Le temps est clair. Le ciel est très animé : de nombreux avions sillonnent l’espace, jusqu’à sept appareils évoluant simultanément autour d’un aéro allemand. Parmi les avions alliés, on remarque trois magnifiques Voisin français. L’un d’eux lance une sorte de grenade près de la route de Sainte-Marguerite, sans provoquer de dégâts. Venant du secteur de Messines, les appareils prennent ensuite la direction de Bondues.

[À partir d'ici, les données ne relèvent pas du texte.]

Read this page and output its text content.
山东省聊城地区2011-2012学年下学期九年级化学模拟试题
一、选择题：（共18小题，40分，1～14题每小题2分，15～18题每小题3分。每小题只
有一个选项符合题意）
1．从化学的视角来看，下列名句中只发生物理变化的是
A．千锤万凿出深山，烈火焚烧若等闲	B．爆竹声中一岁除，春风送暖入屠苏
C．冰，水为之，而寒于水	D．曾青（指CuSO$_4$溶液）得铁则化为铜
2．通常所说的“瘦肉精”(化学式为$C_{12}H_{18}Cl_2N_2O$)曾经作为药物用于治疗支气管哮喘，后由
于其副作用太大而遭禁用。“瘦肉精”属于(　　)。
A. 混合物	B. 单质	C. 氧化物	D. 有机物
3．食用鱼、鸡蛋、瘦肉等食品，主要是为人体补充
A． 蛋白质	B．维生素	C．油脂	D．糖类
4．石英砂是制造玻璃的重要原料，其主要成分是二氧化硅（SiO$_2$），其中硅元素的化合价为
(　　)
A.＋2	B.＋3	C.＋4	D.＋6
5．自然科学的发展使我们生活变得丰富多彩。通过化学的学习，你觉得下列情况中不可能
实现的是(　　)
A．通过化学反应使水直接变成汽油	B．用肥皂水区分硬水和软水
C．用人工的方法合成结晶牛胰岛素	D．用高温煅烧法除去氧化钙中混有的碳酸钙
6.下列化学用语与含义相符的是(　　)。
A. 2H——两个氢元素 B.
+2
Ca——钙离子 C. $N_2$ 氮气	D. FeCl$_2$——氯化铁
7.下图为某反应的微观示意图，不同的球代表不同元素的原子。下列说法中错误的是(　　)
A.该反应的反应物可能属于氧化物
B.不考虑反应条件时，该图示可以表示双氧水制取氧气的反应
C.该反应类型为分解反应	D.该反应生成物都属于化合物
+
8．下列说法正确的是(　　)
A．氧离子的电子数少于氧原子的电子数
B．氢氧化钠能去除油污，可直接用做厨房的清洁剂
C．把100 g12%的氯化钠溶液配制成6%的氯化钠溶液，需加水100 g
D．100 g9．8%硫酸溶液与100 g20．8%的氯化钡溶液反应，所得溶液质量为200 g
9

THE FRENCH AIR FORCE ON THE WESTERN FRONT, 1914-1918 (Q 67018) A French Voisin biplane fitted with a 47 mm Hotchkiss gun at the Savy-Berlette aerodrome, 24 February 1916. Copyright: © IWM. Original Source: http://www.iwm.org.uk/collections/item/object/205218716

Le canon tire abondamment. Contre toute attente, aucun obus ne tombe sur Comines ; les tirs se concentrent vers Ten-Brielen et les tranchées. Les ordonnances, appelées à partir au feu le lendemain, montrent aux domestiques les masques contre les gaz, désormais en possession de tous.

Ce même jour, la Feldartillerie allemande démontre qu’elle n’est pas aussi maladroite qu’on aurait pu le croire. À la Laurence Farm, un tir atteint la chambre occupée par Winston Churchill, qui se trouve entièrement bouleversée. Cet événement est sans doute à l’origine de sa décision de faire vider l’eau des caves du couvent du Gheer afin d’y établir son quartier général de combat, à moins de cent mètres des lignes ennemies.